Agents of SHIELD

Or donc, dans l’univers Marvel, il y a les Avengers et ses différentes composantes, et puis il y a le SHIELD. La série Agents of SHIELD, co-écrite et partiellement réalisée par Joss et Jed Whedon, se propose de suivre une de ses équipes, emmenée par le toujours cool Agent Coulson.

Coulson (Clark Gregg), c’est le type qui se fait flinguer par Loki dans The Avengers, mais, là, il va mieux. Encore que – mais je n’en dis pas plus, c’est un des enjeux de la série. Il se lance à la chasse aux trucs bizarres avec une équipe composée d’une belle brochette de clichés: l’Asiatique qui déchire aux arts martiaux (Ming-Na Wen, déjà vue dans Stargate Universe), le tueur froid (Brett Dalton), les deux scientifiques anglais-donc-excentriques (Iain de Caestecker et Elizabeth Henstridge), et la jeune hackeuse surdouée (Chloe Benett).

Dit comme ça, ça fait moyennement envie et, effectivement, pendant les premiers épisodes, c’est un peu du Warehouse 13 avec moins de trucs ouvertement bizarres, plus de personnages et un meilleur budget. Cela dit, les personnages sont sympathiques, plutôt crédibles, et avec une alchimie qui fonctionne bien. En fait, c’est à mesure que les choses se gâtent pour eux qu’elles s’améliorent pour la série: les clichés se fracturent, les secrets bien sanieux remontent à la surface, jusqu’à la montée en force de HYDRA, consécutive aux événements du film Captain America: The Winter Soldier.

Car un des intérêts majeurs de la série, c’est qu’elle s’insère dans la continuité développée par les films de la même franchise: suite logique de The Avengers, elle touche par la bande Thor: The Dark World et mène, puis prolonge, les évènements de The Winter Soldier. Rien que pour cela, elle est intéressante: c’est à ma connaissance un des premiers essais de construction dramatique intégrée multimédia (avec peut-être Defiance et son jeu vidéo).

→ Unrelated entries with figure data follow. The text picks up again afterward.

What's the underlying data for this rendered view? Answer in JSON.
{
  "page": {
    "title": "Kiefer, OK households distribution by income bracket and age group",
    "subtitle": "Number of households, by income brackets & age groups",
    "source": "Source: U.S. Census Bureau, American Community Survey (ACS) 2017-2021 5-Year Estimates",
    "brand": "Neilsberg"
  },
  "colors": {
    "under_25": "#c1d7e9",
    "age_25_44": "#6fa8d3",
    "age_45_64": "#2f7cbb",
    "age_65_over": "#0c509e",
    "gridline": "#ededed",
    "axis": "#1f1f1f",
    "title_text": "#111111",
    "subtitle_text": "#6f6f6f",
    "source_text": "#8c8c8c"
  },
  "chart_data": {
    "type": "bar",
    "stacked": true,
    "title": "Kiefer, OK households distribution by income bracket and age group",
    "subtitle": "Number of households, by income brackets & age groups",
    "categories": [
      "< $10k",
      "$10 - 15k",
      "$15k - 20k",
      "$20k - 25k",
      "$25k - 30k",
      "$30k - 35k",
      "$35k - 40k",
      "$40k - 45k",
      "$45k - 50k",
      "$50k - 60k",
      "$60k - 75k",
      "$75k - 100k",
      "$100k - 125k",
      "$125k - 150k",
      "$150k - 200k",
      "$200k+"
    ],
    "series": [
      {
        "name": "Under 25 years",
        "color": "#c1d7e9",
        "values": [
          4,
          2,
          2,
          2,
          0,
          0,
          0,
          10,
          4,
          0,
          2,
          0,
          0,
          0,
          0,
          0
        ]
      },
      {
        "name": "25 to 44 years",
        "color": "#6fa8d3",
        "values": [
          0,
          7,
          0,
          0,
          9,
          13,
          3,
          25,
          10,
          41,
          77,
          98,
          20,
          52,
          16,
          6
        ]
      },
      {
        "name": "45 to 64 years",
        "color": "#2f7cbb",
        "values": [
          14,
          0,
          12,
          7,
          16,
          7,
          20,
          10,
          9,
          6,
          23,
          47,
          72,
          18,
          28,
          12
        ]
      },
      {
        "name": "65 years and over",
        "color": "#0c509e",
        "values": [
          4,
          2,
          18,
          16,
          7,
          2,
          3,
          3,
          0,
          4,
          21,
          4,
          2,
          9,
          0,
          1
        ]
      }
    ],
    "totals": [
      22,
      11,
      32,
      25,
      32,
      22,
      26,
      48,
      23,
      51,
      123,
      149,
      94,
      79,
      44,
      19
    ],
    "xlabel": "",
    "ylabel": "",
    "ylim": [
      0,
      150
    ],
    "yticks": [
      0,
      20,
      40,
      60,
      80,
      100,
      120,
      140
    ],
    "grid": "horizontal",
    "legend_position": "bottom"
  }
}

L’autre intérêt majeur, c’est que quand ça commence à démarrer – je dirais, à partir de la deuxième moitié de la saison – ça y va franchement, avec explosions, fusillades, retournements, trahisons et tout le toutim. Et puis il y a des bons moments de pur décalage, notamment autour de l’agent Phil Coulson, qui, sous ses dehors de fonctionnaire lambda, est une sorte de synthèse de John Steed, James Bond et l’agent K des Men in Black, en plus cool.

Un autre intérêt est de regarder un peu ce qui se passe dans un “vrai monde” où existent des superhéros et où le risque d’invasion extra-terrestre est une menace crédible (ne serait-ce que parce que ça a déjà eu lieu, deux fois). C’est un peu la “patte” Joss Whedon, qui non content d’emprunter aux canons du pulp et des acrobaties superhéroïques, les remet non seulement au goût du jour, mais remet l’humain au centre de l’histoire.

Agents of SHIELD est, en quelque sorte, une série de superhéros qui ne parle pas de superhéros. En fait, son seul vrai défaut est qu’il est difficile de rentrer dedans dès le départ et que pas tous les épisodes sont vraiment impressionnants. Mais si on persévère, c’est une excellente série d’action et d’aventures, avec une jolie de dose de vraies bonnes idées et qui est en sus un liant idéal pour les films, avec quelques apparitions d’invités prestigieux en sus.